Book Synopsis Vexing Nature? by : Gary Comstock

Download or read book Vexing Nature? written by Gary Comstock and published by Springer Science & Business Media. This book was released on 2000-10-31 with total page 336 pages. Available in PDF, EPUB and Kindle. Book excerpt: Vexing Nature? On the Ethical Case Against Agricultural Biotechnology is a collection of philosophical essays on the ethical dimensions of agricultural biotechnology and genetically modified (GM) crops. Agricultural biotechnology refers to a diverse set of industrial techniques used to produce genetically modified foods.
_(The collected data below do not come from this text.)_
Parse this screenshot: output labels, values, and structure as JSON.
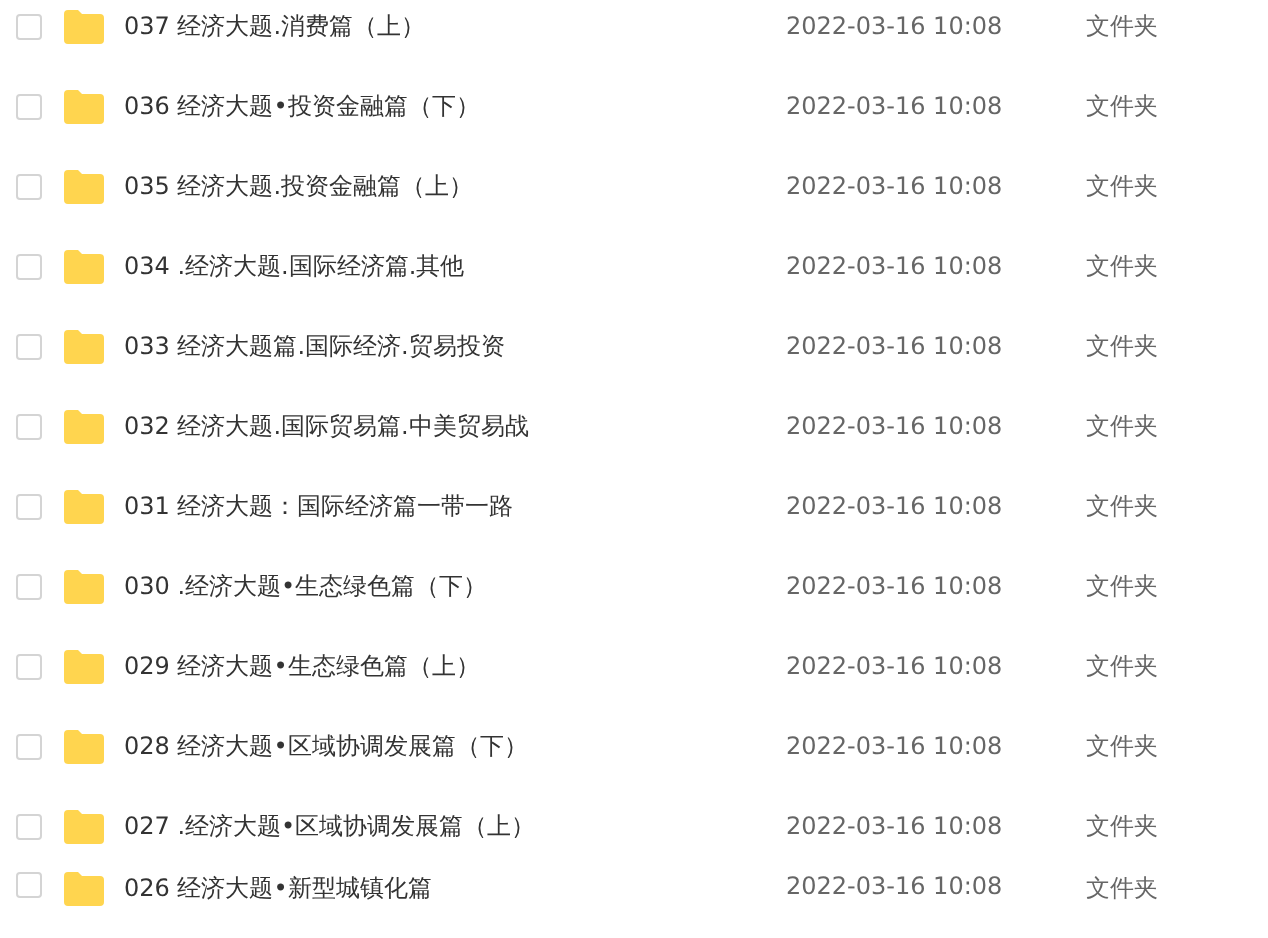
{
  "files": [
    {
      "name": "037 经济大题.消费篇（上）",
      "modified": "2022-03-16 10:08",
      "type": "文件夹",
      "checked": false
    },
    {
      "name": "036 经济大题•投资金融篇（下）",
      "modified": "2022-03-16 10:08",
      "type": "文件夹",
      "checked": false
    },
    {
      "name": "035 经济大题.投资金融篇（上）",
      "modified": "2022-03-16 10:08",
      "type": "文件夹",
      "checked": false
    },
    {
      "name": "034 .经济大题.国际经济篇.其他",
      "modified": "2022-03-16 10:08",
      "type": "文件夹",
      "checked": false
    },
    {
      "name": "033 经济大题篇.国际经济.贸易投资",
      "modified": "2022-03-16 10:08",
      "type": "文件夹",
      "checked": false
    },
    {
      "name": "032 经济大题.国际贸易篇.中美贸易战",
      "modified": "2022-03-16 10:08",
      "type": "文件夹",
      "checked": false
    },
    {
      "name": "031 经济大题：国际经济篇一带一路",
      "modified": "2022-03-16 10:08",
      "type": "文件夹",
      "checked": false
    },
    {
      "name": "030 .经济大题•生态绿色篇（下）",
      "modified": "2022-03-16 10:08",
      "type": "文件夹",
      "checked": false
    },
    {
      "name": "029 经济大题•生态绿色篇（上）",
      "modified": "2022-03-16 10:08",
      "type": "文件夹",
      "checked": false
    },
    {
      "name": "028 经济大题•区域协调发展篇（下）",
      "modified": "2022-03-16 10:08",
      "type": "文件夹",
      "checked": false
    },
    {
      "name": "027 .经济大题•区域协调发展篇（上）",
      "modified": "2022-03-16 10:08",
      "type": "文件夹",
      "checked": false
    },
    {
      "name": "026 经济大题•新型城镇化篇",
      "modified": "2022-03-16 10:08",
      "type": "文件夹",
      "checked": false
    }
  ]
}
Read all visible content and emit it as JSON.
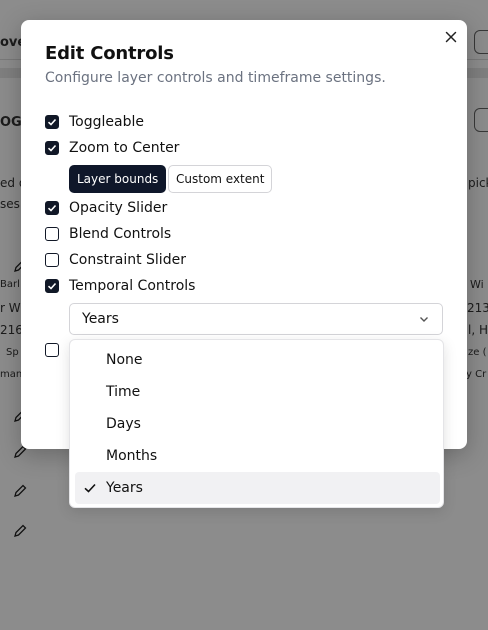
{
  "background": {
    "fragments": [
      "ove",
      "OGs",
      "ed o",
      "ses",
      "Barl",
      "r W",
      "216",
      "Sp",
      "man",
      "pick",
      "Wi",
      "213",
      "l, H",
      "ze (",
      "y Cr"
    ]
  },
  "modal": {
    "title": "Edit Controls",
    "subtitle": "Configure layer controls and timeframe settings.",
    "close_icon": "close-icon",
    "options": [
      {
        "label": "Toggleable",
        "checked": true
      },
      {
        "label": "Zoom to Center",
        "checked": true
      },
      {
        "label": "Opacity Slider",
        "checked": true
      },
      {
        "label": "Blend Controls",
        "checked": false
      },
      {
        "label": "Constraint Slider",
        "checked": false
      },
      {
        "label": "Temporal Controls",
        "checked": true
      }
    ],
    "zoom_buttons": {
      "layer_bounds": "Layer bounds",
      "custom_extent": "Custom extent"
    },
    "timeframe_select": {
      "value": "Years",
      "icon": "chevron-down-icon"
    }
  },
  "dropdown": {
    "items": [
      "None",
      "Time",
      "Days",
      "Months",
      "Years"
    ],
    "selected": "Years",
    "selected_icon": "check-icon"
  },
  "colors": {
    "primary": "#0f172a",
    "muted_text": "#6b7280",
    "overlay": "rgba(0,0,0,0.45)"
  }
}
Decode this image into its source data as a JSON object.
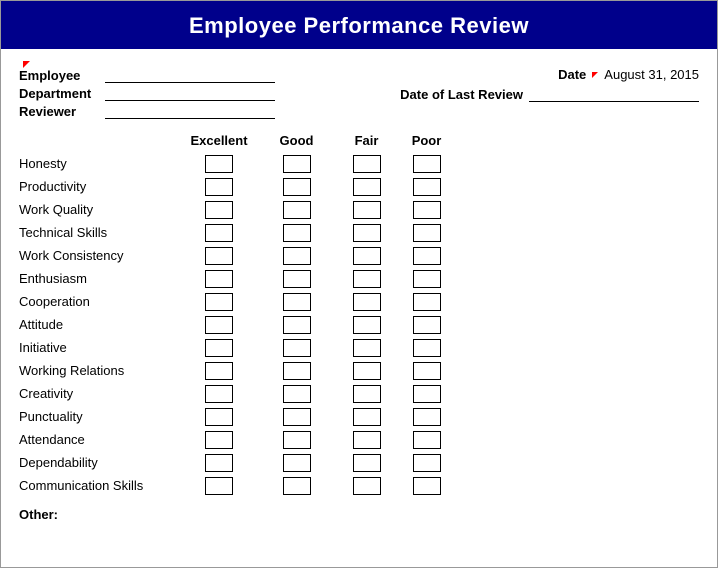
{
  "title": "Employee Performance Review",
  "header": {
    "employee_label": "Employee",
    "department_label": "Department",
    "reviewer_label": "Reviewer",
    "date_label": "Date",
    "date_value": "August 31, 2015",
    "last_review_label": "Date of Last Review"
  },
  "rating_headers": {
    "excellent": "Excellent",
    "good": "Good",
    "fair": "Fair",
    "poor": "Poor"
  },
  "criteria": [
    "Honesty",
    "Productivity",
    "Work Quality",
    "Technical Skills",
    "Work Consistency",
    "Enthusiasm",
    "Cooperation",
    "Attitude",
    "Initiative",
    "Working Relations",
    "Creativity",
    "Punctuality",
    "Attendance",
    "Dependability",
    "Communication Skills"
  ],
  "other_label": "Other:"
}
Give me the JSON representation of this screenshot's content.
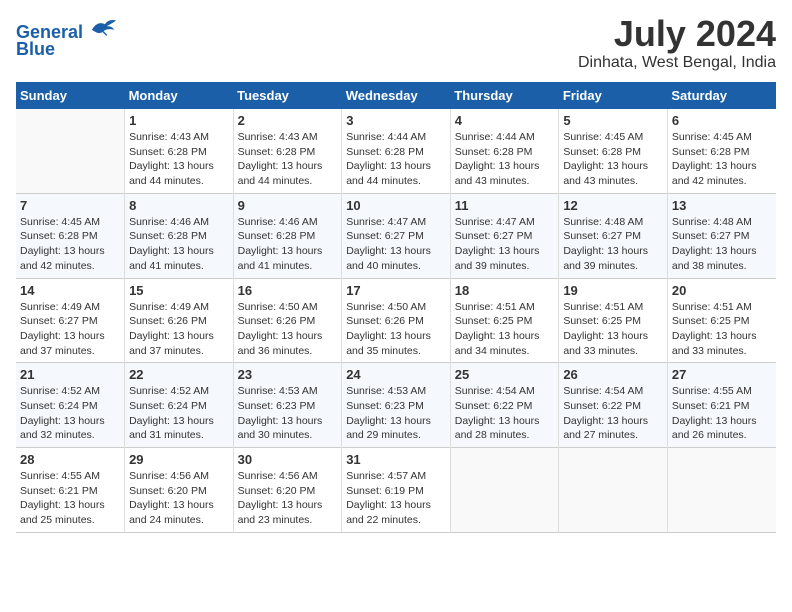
{
  "header": {
    "logo_line1": "General",
    "logo_line2": "Blue",
    "month": "July 2024",
    "location": "Dinhata, West Bengal, India"
  },
  "days_of_week": [
    "Sunday",
    "Monday",
    "Tuesday",
    "Wednesday",
    "Thursday",
    "Friday",
    "Saturday"
  ],
  "weeks": [
    [
      {
        "day": "",
        "info": ""
      },
      {
        "day": "1",
        "info": "Sunrise: 4:43 AM\nSunset: 6:28 PM\nDaylight: 13 hours\nand 44 minutes."
      },
      {
        "day": "2",
        "info": "Sunrise: 4:43 AM\nSunset: 6:28 PM\nDaylight: 13 hours\nand 44 minutes."
      },
      {
        "day": "3",
        "info": "Sunrise: 4:44 AM\nSunset: 6:28 PM\nDaylight: 13 hours\nand 44 minutes."
      },
      {
        "day": "4",
        "info": "Sunrise: 4:44 AM\nSunset: 6:28 PM\nDaylight: 13 hours\nand 43 minutes."
      },
      {
        "day": "5",
        "info": "Sunrise: 4:45 AM\nSunset: 6:28 PM\nDaylight: 13 hours\nand 43 minutes."
      },
      {
        "day": "6",
        "info": "Sunrise: 4:45 AM\nSunset: 6:28 PM\nDaylight: 13 hours\nand 42 minutes."
      }
    ],
    [
      {
        "day": "7",
        "info": "Sunrise: 4:45 AM\nSunset: 6:28 PM\nDaylight: 13 hours\nand 42 minutes."
      },
      {
        "day": "8",
        "info": "Sunrise: 4:46 AM\nSunset: 6:28 PM\nDaylight: 13 hours\nand 41 minutes."
      },
      {
        "day": "9",
        "info": "Sunrise: 4:46 AM\nSunset: 6:28 PM\nDaylight: 13 hours\nand 41 minutes."
      },
      {
        "day": "10",
        "info": "Sunrise: 4:47 AM\nSunset: 6:27 PM\nDaylight: 13 hours\nand 40 minutes."
      },
      {
        "day": "11",
        "info": "Sunrise: 4:47 AM\nSunset: 6:27 PM\nDaylight: 13 hours\nand 39 minutes."
      },
      {
        "day": "12",
        "info": "Sunrise: 4:48 AM\nSunset: 6:27 PM\nDaylight: 13 hours\nand 39 minutes."
      },
      {
        "day": "13",
        "info": "Sunrise: 4:48 AM\nSunset: 6:27 PM\nDaylight: 13 hours\nand 38 minutes."
      }
    ],
    [
      {
        "day": "14",
        "info": "Sunrise: 4:49 AM\nSunset: 6:27 PM\nDaylight: 13 hours\nand 37 minutes."
      },
      {
        "day": "15",
        "info": "Sunrise: 4:49 AM\nSunset: 6:26 PM\nDaylight: 13 hours\nand 37 minutes."
      },
      {
        "day": "16",
        "info": "Sunrise: 4:50 AM\nSunset: 6:26 PM\nDaylight: 13 hours\nand 36 minutes."
      },
      {
        "day": "17",
        "info": "Sunrise: 4:50 AM\nSunset: 6:26 PM\nDaylight: 13 hours\nand 35 minutes."
      },
      {
        "day": "18",
        "info": "Sunrise: 4:51 AM\nSunset: 6:25 PM\nDaylight: 13 hours\nand 34 minutes."
      },
      {
        "day": "19",
        "info": "Sunrise: 4:51 AM\nSunset: 6:25 PM\nDaylight: 13 hours\nand 33 minutes."
      },
      {
        "day": "20",
        "info": "Sunrise: 4:51 AM\nSunset: 6:25 PM\nDaylight: 13 hours\nand 33 minutes."
      }
    ],
    [
      {
        "day": "21",
        "info": "Sunrise: 4:52 AM\nSunset: 6:24 PM\nDaylight: 13 hours\nand 32 minutes."
      },
      {
        "day": "22",
        "info": "Sunrise: 4:52 AM\nSunset: 6:24 PM\nDaylight: 13 hours\nand 31 minutes."
      },
      {
        "day": "23",
        "info": "Sunrise: 4:53 AM\nSunset: 6:23 PM\nDaylight: 13 hours\nand 30 minutes."
      },
      {
        "day": "24",
        "info": "Sunrise: 4:53 AM\nSunset: 6:23 PM\nDaylight: 13 hours\nand 29 minutes."
      },
      {
        "day": "25",
        "info": "Sunrise: 4:54 AM\nSunset: 6:22 PM\nDaylight: 13 hours\nand 28 minutes."
      },
      {
        "day": "26",
        "info": "Sunrise: 4:54 AM\nSunset: 6:22 PM\nDaylight: 13 hours\nand 27 minutes."
      },
      {
        "day": "27",
        "info": "Sunrise: 4:55 AM\nSunset: 6:21 PM\nDaylight: 13 hours\nand 26 minutes."
      }
    ],
    [
      {
        "day": "28",
        "info": "Sunrise: 4:55 AM\nSunset: 6:21 PM\nDaylight: 13 hours\nand 25 minutes."
      },
      {
        "day": "29",
        "info": "Sunrise: 4:56 AM\nSunset: 6:20 PM\nDaylight: 13 hours\nand 24 minutes."
      },
      {
        "day": "30",
        "info": "Sunrise: 4:56 AM\nSunset: 6:20 PM\nDaylight: 13 hours\nand 23 minutes."
      },
      {
        "day": "31",
        "info": "Sunrise: 4:57 AM\nSunset: 6:19 PM\nDaylight: 13 hours\nand 22 minutes."
      },
      {
        "day": "",
        "info": ""
      },
      {
        "day": "",
        "info": ""
      },
      {
        "day": "",
        "info": ""
      }
    ]
  ]
}
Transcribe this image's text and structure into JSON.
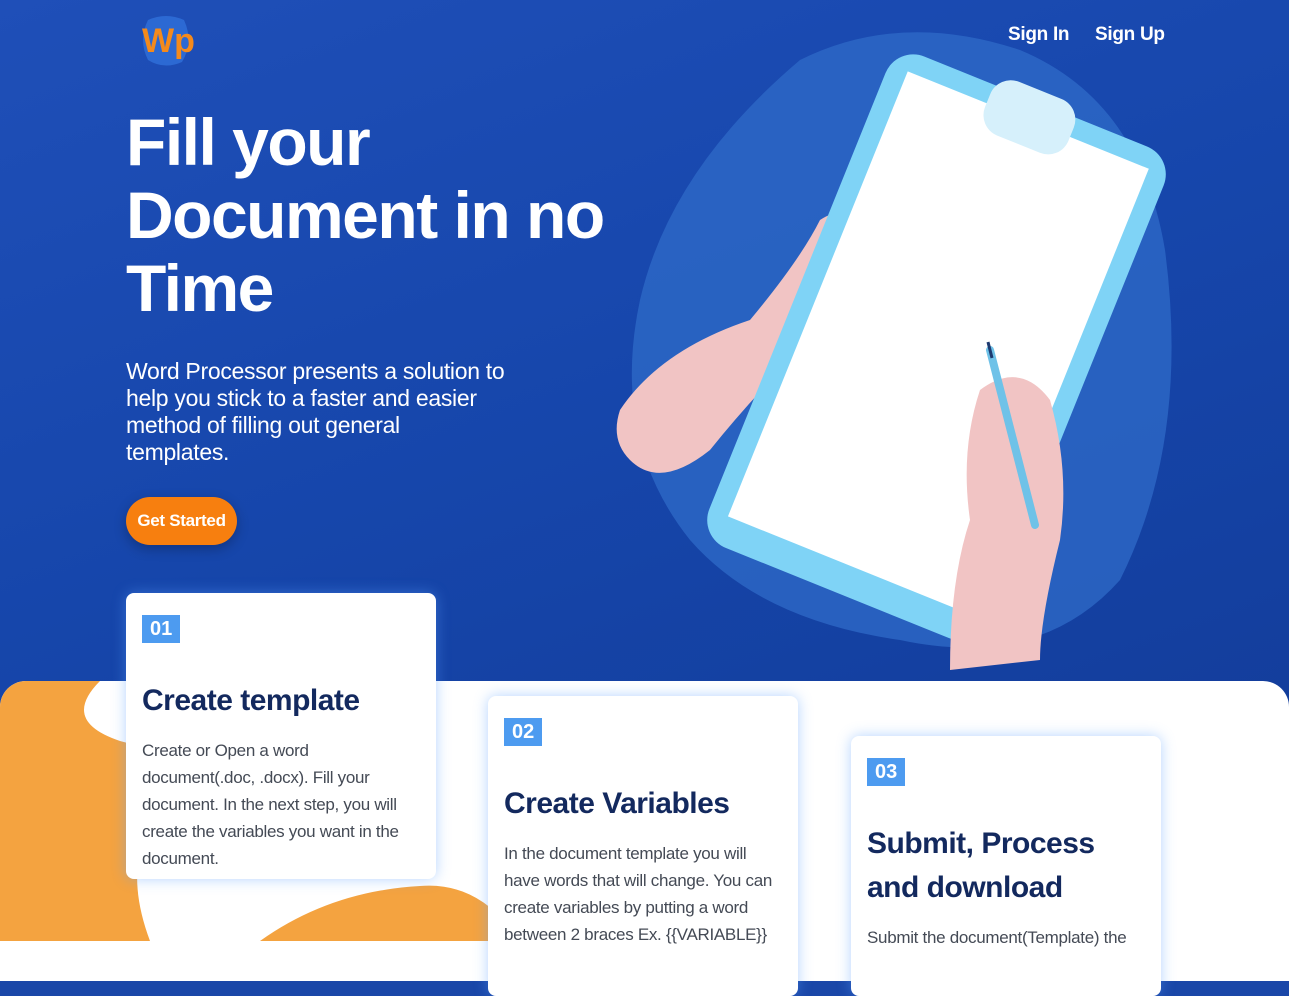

Genetically modified (GM) crops are plants manipulated at the molecular level to enhance their value to farmers and consumers. The ethical issues discussed in Vexing Nature? On the Ethical Case Against Agricultural Biotechnology are diverse and complex. Comstock addresses such concerns as the possibility of genetic engineering producing unanticipated allergens in previously safe foods, unexpectedly toxic health supplements, novel GM diseases, environmental catastrophe, bizarre new lines of animals possessing genes taken from humans, exceedingly wealthy corporations more powerful than the nations trying to regulate them, bankrupted family farmers in the US and Europe, exploited peasant farmers in developing countries, inhumanely treated animals in our labs and on our farms, and corrupted attitudes to nature among our children. In a fascinating narrative account of a journey that began in 1988 and ended twelve years later, Comstock tells the story of how he, an early and somewhat vocal critic of agricultural biotechnology, changed his mind about the ethical acceptability of GM organisms (GMO). Once tempted to oppose all uses of genetic engineering in agriculture, Comstock came to believe that many uses are morally justifiable, and even required. Vexing Nature? On the Ethical Case Against Agricultural Biotechnology explains his early, anti-GMO, position; the ethical, environmental, economic, social justice and animal rights arguments that led him to reverse himself; and the implications of his new position for public policy.